Die alternative Pädagogik will die jungen Geister in ihren Entwicklungsschritten begleiten, erklärt Klassenlehrerin Shona Feldmann. Das äußere sich schon an Kleinigkeiten wie der Wandfarbe: von Rosa für Erstklässlern bis zu Blau bei Maturanten. „In den ersten Jahren dominiert die spielerische Fantasie, die ab der siebenten Klasse weg ist, wenn das logische Denken einsetzt."
Die Buntheit der Schule ergibt sich schon alleine durch die rund 240 Schüler im Alter von sieben bis 19 Jahren. Lärmend sausen Taferlklassler durch das Erdgeschoß des altehrwürdigen Schulhauses im Linzer Domviertel, während die Abschlussklassen im obersten Stockwerk an ihren Projekten werken. Die Etagenhierarchie ist in der Waldorfschule die einzig tolerierte: Einen Direktor gibt es nicht, nur einen Schulältesten – und das ist Manfred Pröll, der in seinen 30 Jahren als Pädagoge einem klärenden Gespräch stets den Vorzug gegenüber einem „Fleck" im Zeugnis gab, sagt er.
Notendruck, rauchende Köpfe zur Prüfungszeit oder gar Sitzenbleiben sind ihm und seiner Kollegin Luger fremd. „Bei Tests gibt es eine Punktebewertung. Im Zeugnis wird aber jedes Fach nur verbal bewertet. Der individuelle Fortschritt ist dadurch viel transparenter", erklärt die Russisch-Lehrerin, die aber auch weiß: „Jedes Kind will gut sein und das bestätigt haben."
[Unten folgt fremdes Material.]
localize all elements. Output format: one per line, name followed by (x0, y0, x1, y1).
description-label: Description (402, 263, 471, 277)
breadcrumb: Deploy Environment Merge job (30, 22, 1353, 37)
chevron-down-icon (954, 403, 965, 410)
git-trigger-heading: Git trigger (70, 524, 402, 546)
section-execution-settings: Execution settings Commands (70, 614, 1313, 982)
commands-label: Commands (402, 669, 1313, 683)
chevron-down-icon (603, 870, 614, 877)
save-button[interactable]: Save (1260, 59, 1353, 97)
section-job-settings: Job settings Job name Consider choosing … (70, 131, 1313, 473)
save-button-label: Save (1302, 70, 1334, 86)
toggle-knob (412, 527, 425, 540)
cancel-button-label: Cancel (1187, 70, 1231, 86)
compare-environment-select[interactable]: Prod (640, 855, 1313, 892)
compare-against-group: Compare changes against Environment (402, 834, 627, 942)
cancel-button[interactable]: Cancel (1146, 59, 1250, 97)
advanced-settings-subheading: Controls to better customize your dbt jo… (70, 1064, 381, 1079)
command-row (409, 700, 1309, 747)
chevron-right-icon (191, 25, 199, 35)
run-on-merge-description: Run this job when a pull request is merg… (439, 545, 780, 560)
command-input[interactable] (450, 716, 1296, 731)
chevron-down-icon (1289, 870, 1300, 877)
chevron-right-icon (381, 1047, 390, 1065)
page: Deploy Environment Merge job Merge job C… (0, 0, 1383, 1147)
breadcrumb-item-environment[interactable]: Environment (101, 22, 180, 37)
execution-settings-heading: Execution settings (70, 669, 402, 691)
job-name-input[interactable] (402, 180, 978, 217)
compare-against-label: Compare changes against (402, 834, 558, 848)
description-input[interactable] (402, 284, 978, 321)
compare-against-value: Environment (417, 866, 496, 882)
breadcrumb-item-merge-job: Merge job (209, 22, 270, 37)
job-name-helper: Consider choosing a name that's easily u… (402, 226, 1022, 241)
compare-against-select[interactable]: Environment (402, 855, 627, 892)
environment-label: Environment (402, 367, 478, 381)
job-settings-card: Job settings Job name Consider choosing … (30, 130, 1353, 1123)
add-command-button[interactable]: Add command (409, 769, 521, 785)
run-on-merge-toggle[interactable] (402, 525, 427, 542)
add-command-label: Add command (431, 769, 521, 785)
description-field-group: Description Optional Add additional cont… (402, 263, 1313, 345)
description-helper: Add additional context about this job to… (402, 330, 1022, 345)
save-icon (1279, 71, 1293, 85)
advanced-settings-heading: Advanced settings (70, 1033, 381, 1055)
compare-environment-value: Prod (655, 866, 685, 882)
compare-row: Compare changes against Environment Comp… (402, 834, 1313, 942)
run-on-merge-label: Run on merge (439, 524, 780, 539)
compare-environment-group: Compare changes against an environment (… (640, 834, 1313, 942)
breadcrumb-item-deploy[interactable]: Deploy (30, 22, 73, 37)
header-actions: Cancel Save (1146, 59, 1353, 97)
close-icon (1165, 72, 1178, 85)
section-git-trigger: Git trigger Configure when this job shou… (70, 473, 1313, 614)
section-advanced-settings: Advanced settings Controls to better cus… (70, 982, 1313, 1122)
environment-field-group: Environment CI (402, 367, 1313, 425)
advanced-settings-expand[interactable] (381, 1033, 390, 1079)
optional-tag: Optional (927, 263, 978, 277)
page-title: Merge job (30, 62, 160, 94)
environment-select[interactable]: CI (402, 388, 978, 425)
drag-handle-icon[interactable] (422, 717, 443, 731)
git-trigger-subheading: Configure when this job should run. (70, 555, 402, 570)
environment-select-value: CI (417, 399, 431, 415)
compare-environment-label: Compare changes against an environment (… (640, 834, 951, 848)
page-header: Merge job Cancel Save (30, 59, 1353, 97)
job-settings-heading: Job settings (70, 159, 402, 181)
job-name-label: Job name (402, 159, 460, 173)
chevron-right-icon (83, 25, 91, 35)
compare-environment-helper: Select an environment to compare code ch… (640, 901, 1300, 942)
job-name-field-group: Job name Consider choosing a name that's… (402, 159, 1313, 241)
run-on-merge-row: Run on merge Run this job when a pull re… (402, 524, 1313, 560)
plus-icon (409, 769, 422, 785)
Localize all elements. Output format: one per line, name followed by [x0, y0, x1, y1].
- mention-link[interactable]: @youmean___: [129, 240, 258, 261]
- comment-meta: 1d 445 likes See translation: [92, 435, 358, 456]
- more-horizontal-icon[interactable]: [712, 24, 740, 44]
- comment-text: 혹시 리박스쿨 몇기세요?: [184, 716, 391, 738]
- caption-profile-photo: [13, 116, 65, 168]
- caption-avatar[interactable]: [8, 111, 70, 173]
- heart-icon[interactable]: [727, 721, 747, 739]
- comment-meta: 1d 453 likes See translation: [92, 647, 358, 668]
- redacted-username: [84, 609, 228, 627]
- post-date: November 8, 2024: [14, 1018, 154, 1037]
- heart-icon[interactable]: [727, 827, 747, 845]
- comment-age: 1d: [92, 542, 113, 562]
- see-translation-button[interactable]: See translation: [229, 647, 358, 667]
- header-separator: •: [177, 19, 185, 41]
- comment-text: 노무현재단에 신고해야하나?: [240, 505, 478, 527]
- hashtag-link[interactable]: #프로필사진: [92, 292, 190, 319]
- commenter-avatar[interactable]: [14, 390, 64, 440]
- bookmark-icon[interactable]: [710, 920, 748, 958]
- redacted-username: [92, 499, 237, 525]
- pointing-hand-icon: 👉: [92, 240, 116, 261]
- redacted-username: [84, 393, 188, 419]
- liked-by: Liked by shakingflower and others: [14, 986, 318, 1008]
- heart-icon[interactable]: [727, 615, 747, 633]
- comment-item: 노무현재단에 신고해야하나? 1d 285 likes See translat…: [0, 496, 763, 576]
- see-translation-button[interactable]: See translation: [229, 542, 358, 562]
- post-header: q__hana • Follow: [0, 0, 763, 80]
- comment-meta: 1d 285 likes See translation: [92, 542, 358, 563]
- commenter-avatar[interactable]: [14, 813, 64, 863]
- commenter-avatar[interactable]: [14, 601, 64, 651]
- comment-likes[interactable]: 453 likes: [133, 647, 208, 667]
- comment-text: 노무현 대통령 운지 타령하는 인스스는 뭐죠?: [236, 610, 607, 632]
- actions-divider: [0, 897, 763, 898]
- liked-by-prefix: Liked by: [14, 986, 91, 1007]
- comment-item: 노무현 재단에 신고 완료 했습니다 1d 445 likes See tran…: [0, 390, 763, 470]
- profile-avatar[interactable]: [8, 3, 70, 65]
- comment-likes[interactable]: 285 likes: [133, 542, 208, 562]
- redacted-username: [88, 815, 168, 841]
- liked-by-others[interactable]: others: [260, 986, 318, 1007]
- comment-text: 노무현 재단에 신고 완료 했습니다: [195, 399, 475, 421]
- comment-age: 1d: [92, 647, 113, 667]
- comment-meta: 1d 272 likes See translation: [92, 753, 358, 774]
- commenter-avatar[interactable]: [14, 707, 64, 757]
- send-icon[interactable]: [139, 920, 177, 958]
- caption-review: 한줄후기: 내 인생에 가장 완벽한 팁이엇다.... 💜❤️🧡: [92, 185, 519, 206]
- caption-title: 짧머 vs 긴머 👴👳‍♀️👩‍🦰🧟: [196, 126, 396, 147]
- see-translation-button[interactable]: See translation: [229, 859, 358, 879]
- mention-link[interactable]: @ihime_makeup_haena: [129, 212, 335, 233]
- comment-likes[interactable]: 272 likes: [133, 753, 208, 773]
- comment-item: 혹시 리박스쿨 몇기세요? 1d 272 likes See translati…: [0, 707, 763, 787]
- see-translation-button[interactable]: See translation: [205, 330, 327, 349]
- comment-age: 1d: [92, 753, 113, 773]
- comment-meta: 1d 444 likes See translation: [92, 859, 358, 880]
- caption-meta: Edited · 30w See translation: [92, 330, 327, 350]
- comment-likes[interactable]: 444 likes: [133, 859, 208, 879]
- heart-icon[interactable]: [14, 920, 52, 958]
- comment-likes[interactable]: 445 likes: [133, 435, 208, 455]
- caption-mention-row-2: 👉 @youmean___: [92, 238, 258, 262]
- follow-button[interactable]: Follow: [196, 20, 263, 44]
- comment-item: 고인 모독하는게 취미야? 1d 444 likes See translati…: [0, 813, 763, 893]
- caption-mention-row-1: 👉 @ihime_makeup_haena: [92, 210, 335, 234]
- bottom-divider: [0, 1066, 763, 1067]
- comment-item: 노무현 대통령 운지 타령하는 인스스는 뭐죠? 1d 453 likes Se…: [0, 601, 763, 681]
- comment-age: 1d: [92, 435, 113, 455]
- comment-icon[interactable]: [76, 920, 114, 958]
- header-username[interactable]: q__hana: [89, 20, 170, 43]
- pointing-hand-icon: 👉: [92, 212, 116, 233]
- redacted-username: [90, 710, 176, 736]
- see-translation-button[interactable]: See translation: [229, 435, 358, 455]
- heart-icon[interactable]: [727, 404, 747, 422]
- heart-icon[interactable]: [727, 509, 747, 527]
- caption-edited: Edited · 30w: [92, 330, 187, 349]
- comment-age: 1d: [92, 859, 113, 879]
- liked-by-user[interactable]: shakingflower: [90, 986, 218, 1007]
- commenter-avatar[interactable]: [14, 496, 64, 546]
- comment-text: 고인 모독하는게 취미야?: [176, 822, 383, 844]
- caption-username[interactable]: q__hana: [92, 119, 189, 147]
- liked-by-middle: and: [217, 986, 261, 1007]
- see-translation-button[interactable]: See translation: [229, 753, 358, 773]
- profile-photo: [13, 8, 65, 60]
Der Vorwurf, Waldorfschulen brächten antiautoritär erzogene Absolventen hervor, die besser töpfern als rechnen können, wird durch oft übertroffene Mindesstandards des Bundesministeriums Lügen gestraft. „Wir unterrichten hier nicht nach Lust und Laune. Es gibt eine Leistungslatte, die jeder passieren muss", betont Luger.
Maturaklassen werden deshalb von Gastlehrern aus dem öffentlichen Schulsystem unterrichtet – samt ihrer Methoden. „Unsere Schüler bekommen erstmals in der achten Klasse Noten, weil manche dann eine Lehre beginnen. In der 13. Klasse ist das ein zweites Mal sinnvoll", erklärt Luger, die selbst in einer lernstressfreien Atmosphäre einer Waldorfschule großgeworden ist.„Unser einziger Stress ist der, den eigenen Erwartungen gerecht zu werden", sagt ihr 18-jähriger Schüler Perner und fügt hinzu: „Was nützen einem lauter Einser im Zeugnis, während man sozial dramatisch unterentwickelt ist?"